Living in Wisconsin can be a real chore sometimes. We have the third-highest taxes in the country, a parentally-minded state government and cold, long winters. Yet, on two separate occasions in the past decade, Wisconsin has gone out on a limb in implementing important social reforms, living up to the state motto: “Forward.”
Last Friday, the Wisconsin State Supreme Court upheld a lower court’s ruling that a man could be ordered, as a condition of his parole, to not have children until he paid his owed child support. This case sets a very important precedent: that people who can not afford to care for the children they have will not be allowed, if they are also in the criminal justice system, to create any more uncared-for children.
The idea of the state interfering in the reproductive rights of citizens should immediately raise red flags for all of us; our country has not always been admirable when it has done so. At its peak, it was legal in 35 states for the government to sterilize variously criminals, the “feebleminded” and other “mental defectives.” The goals of the old American Eugenics movement — to improve public health and reduce poverty and criminal behavior — were the same as those of the current welfare state. Unfortunately, such a system also had the problems of subjectivity in determining who were good candidates for the procedure. Permanence was also an issue; once the procedure was complete there was no undoing it.
The biggest stumbling block to Eugenics was that it became associated with Nazi Germany and all its attendant horrors. Twisting the ideals of creating a healthier, more peaceful populace to their nationalist, socialist vision of a racially pure country led to the Holocaust. In Rwanda and the former Yugoslavia, similar Eugenics programs were carried out in the form of quick and brutal ethic cleansing.
While it is correct to recoil at the horrors perpetrated by some acting in the name of Eugenics, it would be facetious to say we do not practice Eugenics in America today or to claim that all Eugenics policies are evil. There are statutes preventing marriage (and procreation) between close relatives and some rather horrible laws prohibiting homosexuals from adopting children.
The nature of punishment is to deny a person rights because they have violated the rights of others. Commonly, we deny thieves (including those guilty of fraud), murderers and a host of other criminals most of their rights by locking them up for a set period of time. Sometimes we take away property rights of the convicted by fining them or having them compensate their victims.
In this case, a man who often violated the rights of others and who refused to take responsibility as a father for his nine children was ordered to not have children because, in part, he has not paid for the kids he already has.

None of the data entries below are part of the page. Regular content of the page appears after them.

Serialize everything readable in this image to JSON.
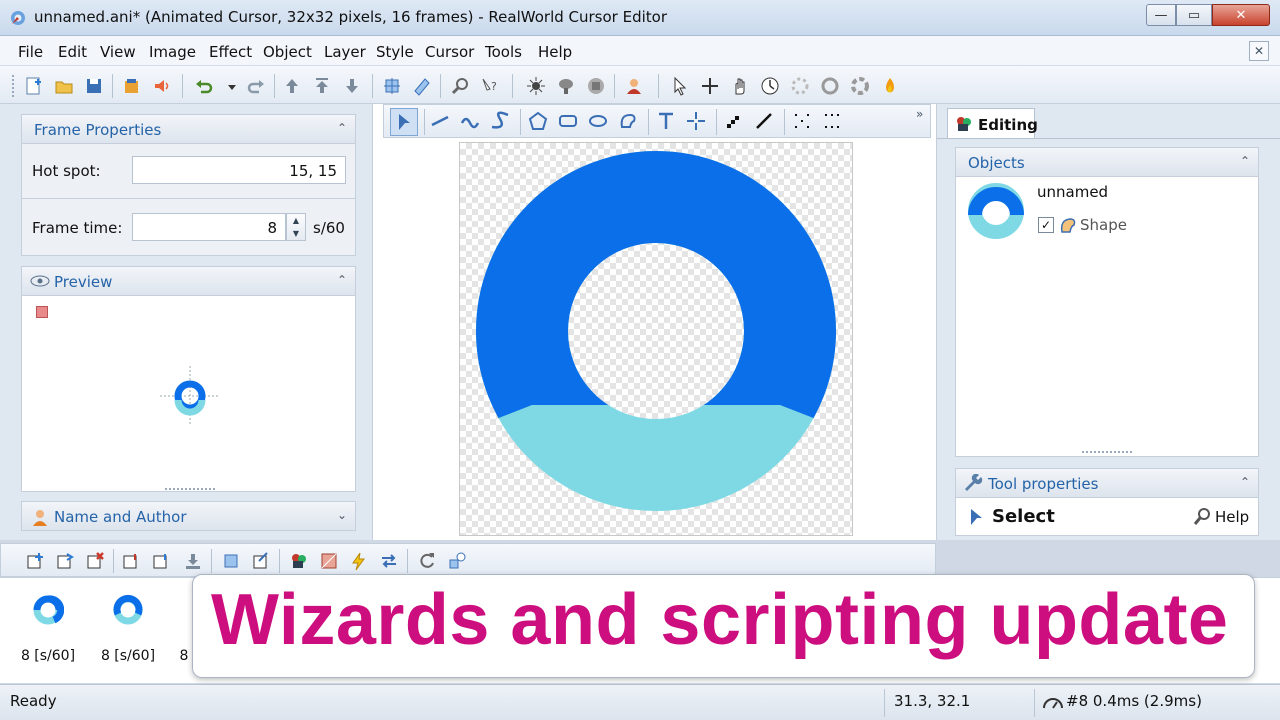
{
  "window": {
    "title": "unnamed.ani* (Animated Cursor, 32x32 pixels, 16 frames) - RealWorld Cursor Editor",
    "min_glyph": "—",
    "max_glyph": "▭",
    "close_glyph": "✕"
  },
  "menu": {
    "items": [
      "File",
      "Edit",
      "View",
      "Image",
      "Effect",
      "Object",
      "Layer",
      "Style",
      "Cursor",
      "Tools",
      "Help"
    ],
    "close_glyph": "✕"
  },
  "frame_properties": {
    "title": "Frame Properties",
    "hotspot_label": "Hot spot:",
    "hotspot_value": "15, 15",
    "frametime_label": "Frame time:",
    "frametime_value": "8",
    "frametime_unit": "s/60"
  },
  "preview": {
    "title": "Preview"
  },
  "name_author": {
    "title": "Name and Author"
  },
  "editing": {
    "tab_label": "Editing",
    "objects_title": "Objects",
    "object_name": "unnamed",
    "shape_label": "Shape",
    "tool_properties_title": "Tool properties",
    "tool_name": "Select",
    "help_label": "Help"
  },
  "frames": [
    {
      "label": "8 [s/60]"
    },
    {
      "label": "8 [s/60]"
    },
    {
      "label": "8"
    }
  ],
  "status": {
    "ready": "Ready",
    "coords": "31.3, 32.1",
    "timing": "#8 0.4ms (2.9ms)"
  },
  "banner": {
    "text": "Wizards and scripting update"
  },
  "colors": {
    "ring_dark": "#0a6fe8",
    "ring_light": "#7fd9e4",
    "accent_title": "#2563a8",
    "banner_text": "#cc0e7e"
  }
}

While either of these conditions should be sufficient for the order, the commonsense yet taboo stipulation in this case made international headlines.

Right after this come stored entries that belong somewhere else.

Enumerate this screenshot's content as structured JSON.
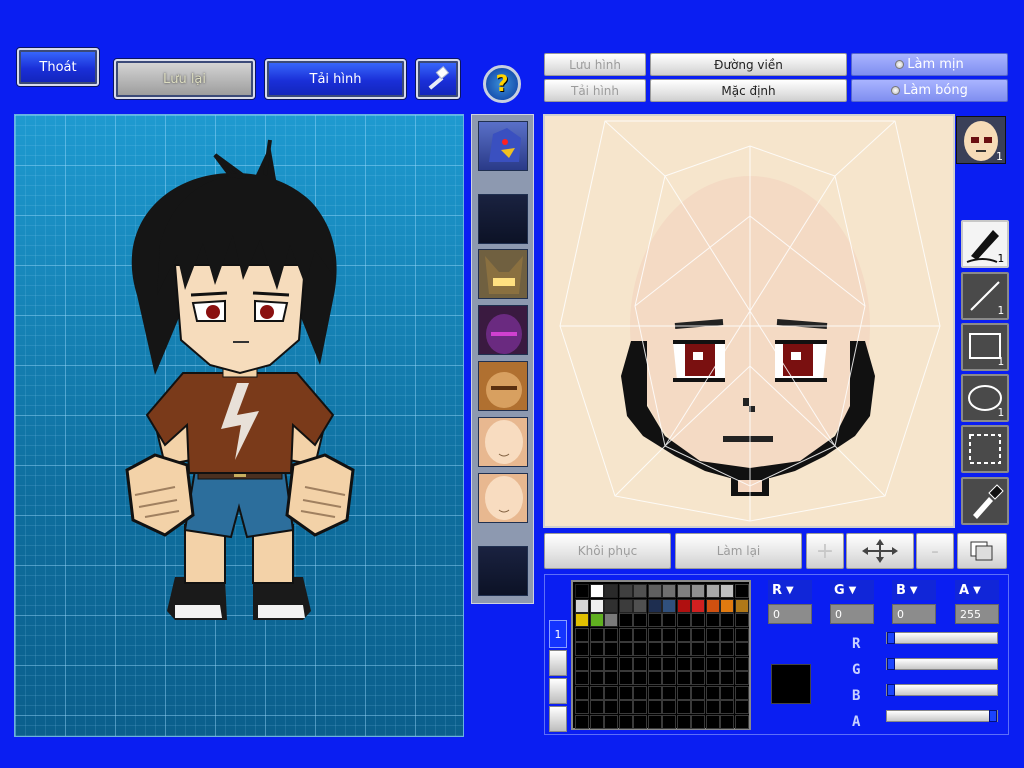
{
  "toolbar": {
    "exit_label": "Thoát",
    "save_label": "Lưu lại",
    "reload_label": "Tải hình"
  },
  "editor_toolbar": {
    "save_image_label": "Lưu hình",
    "load_image_label": "Tải hình",
    "outline_label": "Đường viền",
    "default_label": "Mặc định",
    "smooth_label": "Làm mịn",
    "shade_label": "Làm bóng"
  },
  "actions": {
    "restore_label": "Khôi phục",
    "redo_label": "Làm lại"
  },
  "tools": {
    "pen_count": "1",
    "line_count": "1",
    "rect_count": "1",
    "ellipse_count": "1",
    "face_preview_count": "1"
  },
  "color": {
    "r_label": "R",
    "g_label": "G",
    "b_label": "B",
    "a_label": "A",
    "r_value": "0",
    "g_value": "0",
    "b_value": "0",
    "a_value": "255",
    "r_fraction": 0,
    "g_fraction": 0,
    "b_fraction": 0,
    "a_fraction": 1,
    "current": "#000000",
    "palette_tab_label": "1",
    "palette_row1": [
      "#000000",
      "#ffffff",
      "#2a2a2a",
      "#404040",
      "#505050",
      "#606060",
      "#707070",
      "#808080",
      "#909090",
      "#a8a8a8",
      "#c0c0c0"
    ],
    "palette_row2": [
      "#d4d4d4",
      "#f0f0f0",
      "#303030",
      "#3c3c3c",
      "#505050",
      "#1e2e50",
      "#30507c",
      "#b01010",
      "#d02020",
      "#d05010",
      "#e07a10",
      "#b07818"
    ],
    "palette_row3": [
      "#e0c000",
      "#60b020",
      "#7a7a7a"
    ]
  },
  "colors": {
    "background": "#0a1ef2",
    "grid_bg": "#157fb4",
    "skin": "#f6e5cc"
  }
}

It is time that we, as members of a relatively enlightened society, sit down and debate the merits of Eugenics in a scientifically advanced country like our own.
I suggest murderers, rapists and other sexual predators should, as a punishment for and as a preventative measure against future violence, be sterilized before their release back into the population. It also seems likely that some scientists with a modest budget could come up with a way (àla “A Clockwork Orange”) to render violent criminals harmless without incarceration, if only for a set period of time. We had over 1.9 million inmates in jails and prison in 2000 and another 4.5 million individuals on probation and parole, with these individuals’ problems costing the nation over $135 billion per year.
We do not want violent criminals acting as parents to malleable children. Yes, we would be taking away these peoples’ rights; such is the nature of punishment. We already deny felons the right to vote as well as the right to own firearms because they have shown themselves to be incapable of living in a free, peaceful society; prohibiting violent criminals from reproducing is logical as well.